Nem a ameaça de chuva conseguiu desviar a atenção do público amante da dança neste terceiro dia do 9º Festival América do Sul. O que salta aos olhos é que a comunidade corumbaense consegue mostrar aos visitantes seu grande envolvimento com essa arte ao prestigiar as apresentações dos jovens talentos que defendem essa modalidade artística na cidade e demonstram muita energia no palco em retribuição a seu público cativo.
“Estamos muito felizes em participar deste festival internacional. Já é muito gratificante para nós nos apresentarmos na nossa cidade, mas é ainda mais interessante esse intercâmbio com a produção deste festival, pois proporciona aos adolescentes exercer o seu profissionalismo na arte”, afirmou a diretora do Moinho Cultural Sul Americano, Márcia Rolon.

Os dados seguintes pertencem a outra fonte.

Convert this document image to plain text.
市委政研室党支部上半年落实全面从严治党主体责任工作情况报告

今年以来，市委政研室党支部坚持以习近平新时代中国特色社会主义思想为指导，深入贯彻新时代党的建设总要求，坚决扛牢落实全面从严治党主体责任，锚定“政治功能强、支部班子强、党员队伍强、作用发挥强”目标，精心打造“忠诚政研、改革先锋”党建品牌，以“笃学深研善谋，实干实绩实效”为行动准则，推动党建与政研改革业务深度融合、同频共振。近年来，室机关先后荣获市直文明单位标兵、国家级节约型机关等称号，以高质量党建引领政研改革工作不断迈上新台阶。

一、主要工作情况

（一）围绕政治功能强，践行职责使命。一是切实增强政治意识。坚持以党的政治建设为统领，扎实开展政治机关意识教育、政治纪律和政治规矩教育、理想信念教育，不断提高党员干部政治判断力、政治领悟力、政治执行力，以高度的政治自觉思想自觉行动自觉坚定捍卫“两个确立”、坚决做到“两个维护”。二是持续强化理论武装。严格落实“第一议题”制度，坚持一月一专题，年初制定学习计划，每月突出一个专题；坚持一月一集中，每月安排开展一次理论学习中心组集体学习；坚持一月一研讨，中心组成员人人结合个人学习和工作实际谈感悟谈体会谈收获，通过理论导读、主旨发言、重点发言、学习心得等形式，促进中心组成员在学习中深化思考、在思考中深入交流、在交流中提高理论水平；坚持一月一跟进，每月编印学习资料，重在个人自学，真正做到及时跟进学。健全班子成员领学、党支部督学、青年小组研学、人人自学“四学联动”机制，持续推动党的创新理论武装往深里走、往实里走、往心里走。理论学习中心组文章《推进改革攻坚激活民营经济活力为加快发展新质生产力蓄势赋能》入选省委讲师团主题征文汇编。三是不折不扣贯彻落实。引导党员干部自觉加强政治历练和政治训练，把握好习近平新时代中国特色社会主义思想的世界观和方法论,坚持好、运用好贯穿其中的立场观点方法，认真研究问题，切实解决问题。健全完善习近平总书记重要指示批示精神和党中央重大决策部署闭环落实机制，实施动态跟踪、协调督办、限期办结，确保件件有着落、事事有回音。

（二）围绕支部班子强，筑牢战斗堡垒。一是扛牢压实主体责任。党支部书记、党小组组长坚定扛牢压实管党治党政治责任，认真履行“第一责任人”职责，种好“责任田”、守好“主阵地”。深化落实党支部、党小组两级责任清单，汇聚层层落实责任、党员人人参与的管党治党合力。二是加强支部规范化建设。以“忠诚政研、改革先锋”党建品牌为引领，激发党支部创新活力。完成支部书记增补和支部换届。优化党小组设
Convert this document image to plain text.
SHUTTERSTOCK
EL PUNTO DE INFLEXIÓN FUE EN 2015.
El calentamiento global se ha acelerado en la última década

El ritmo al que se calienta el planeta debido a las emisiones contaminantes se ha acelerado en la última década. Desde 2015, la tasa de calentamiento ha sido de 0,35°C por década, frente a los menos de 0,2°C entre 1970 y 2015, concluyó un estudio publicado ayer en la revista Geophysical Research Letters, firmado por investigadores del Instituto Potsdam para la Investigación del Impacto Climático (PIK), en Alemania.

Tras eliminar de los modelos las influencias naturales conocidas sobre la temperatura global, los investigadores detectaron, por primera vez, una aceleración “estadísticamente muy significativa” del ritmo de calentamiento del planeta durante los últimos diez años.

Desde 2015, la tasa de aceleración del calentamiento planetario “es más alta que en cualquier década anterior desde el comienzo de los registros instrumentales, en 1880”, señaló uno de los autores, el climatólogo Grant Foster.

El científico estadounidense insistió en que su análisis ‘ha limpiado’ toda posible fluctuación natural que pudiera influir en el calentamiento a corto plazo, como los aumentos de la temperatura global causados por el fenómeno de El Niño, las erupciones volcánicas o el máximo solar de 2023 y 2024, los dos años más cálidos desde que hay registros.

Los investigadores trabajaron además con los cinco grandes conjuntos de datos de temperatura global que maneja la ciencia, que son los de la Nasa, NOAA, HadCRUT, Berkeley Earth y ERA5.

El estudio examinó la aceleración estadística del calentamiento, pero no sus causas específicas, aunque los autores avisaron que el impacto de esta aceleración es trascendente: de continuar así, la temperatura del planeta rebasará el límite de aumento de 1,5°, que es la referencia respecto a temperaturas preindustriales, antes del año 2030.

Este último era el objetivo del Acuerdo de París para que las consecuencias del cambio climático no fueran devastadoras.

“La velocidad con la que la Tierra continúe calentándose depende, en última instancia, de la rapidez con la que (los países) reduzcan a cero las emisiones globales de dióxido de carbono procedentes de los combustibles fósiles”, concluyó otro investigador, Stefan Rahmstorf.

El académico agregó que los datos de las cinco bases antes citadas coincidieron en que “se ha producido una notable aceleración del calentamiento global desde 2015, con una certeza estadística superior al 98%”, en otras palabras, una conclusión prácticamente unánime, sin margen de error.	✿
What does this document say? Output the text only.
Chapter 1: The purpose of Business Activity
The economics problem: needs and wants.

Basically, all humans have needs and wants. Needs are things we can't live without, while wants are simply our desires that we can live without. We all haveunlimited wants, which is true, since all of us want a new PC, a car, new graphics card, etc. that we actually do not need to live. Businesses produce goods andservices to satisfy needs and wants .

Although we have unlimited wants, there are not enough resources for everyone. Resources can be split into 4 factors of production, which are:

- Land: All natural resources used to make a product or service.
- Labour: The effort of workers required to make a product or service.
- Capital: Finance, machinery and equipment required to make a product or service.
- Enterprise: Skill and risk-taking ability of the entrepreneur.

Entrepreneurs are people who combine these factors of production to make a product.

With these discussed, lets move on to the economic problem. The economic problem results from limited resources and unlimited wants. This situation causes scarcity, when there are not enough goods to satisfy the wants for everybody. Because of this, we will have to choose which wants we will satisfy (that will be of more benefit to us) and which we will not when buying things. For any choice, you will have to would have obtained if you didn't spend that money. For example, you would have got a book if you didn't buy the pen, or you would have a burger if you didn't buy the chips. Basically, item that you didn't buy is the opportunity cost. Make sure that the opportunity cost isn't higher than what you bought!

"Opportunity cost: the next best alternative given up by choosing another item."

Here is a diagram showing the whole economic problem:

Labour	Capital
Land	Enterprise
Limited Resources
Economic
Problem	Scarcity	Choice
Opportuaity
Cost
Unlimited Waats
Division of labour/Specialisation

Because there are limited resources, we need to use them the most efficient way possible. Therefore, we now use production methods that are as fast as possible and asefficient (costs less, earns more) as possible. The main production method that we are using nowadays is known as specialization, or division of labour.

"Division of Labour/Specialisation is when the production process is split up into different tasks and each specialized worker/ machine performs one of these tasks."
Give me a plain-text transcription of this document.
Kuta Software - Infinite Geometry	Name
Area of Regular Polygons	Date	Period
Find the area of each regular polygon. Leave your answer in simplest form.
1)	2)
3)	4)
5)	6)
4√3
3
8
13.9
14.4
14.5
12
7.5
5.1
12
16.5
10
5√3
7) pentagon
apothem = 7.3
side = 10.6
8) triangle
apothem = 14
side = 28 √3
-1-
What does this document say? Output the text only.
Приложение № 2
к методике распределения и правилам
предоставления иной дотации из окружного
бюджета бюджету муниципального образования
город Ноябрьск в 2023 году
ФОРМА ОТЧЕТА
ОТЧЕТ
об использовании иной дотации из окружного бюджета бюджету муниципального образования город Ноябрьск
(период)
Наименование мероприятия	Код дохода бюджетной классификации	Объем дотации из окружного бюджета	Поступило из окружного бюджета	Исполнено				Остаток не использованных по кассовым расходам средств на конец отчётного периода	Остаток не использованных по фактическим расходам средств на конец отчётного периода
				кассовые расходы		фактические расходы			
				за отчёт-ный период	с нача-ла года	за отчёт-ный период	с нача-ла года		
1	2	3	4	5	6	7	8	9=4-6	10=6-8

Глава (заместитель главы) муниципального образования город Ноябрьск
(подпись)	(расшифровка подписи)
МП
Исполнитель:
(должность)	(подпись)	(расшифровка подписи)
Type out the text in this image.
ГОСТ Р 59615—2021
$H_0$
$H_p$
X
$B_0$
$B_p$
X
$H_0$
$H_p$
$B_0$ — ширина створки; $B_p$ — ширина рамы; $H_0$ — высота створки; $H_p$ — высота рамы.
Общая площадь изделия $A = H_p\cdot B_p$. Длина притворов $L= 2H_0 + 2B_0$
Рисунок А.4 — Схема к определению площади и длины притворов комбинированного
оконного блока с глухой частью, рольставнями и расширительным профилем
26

Os jovens alunos da Oficina de Dança da Fundação de Cultura de Corumbá , exaltaram a diversidade em sua apresentação, inclusive na silueta dos bailarinos. O que se percebe é que esse projeto não promove diferenças e dá oportunidade aos adolescentes da comunidade local dar seus primeiros passos de dança rumo ao amor à arte e à cidadania. Inclusive os garotos bailarinos dão um brilho espacial na democracia da dança, sem preocupação com gênero e preconceitos. Estão de parabéns. Outro fato muito legal que valoriza a cultura regional: diversas coreografias foram montadas com músicas de compositores e intérpretes sul-mato-grossenses, entre eles Geraldo Espíndola, Maria Cláudia e Carlos Colman.
Não importa o estilo: dança clássica, moderna ou de rua. O que realmente importa é que esses jovens estão respirando arte, cultura e explorando seus talentos.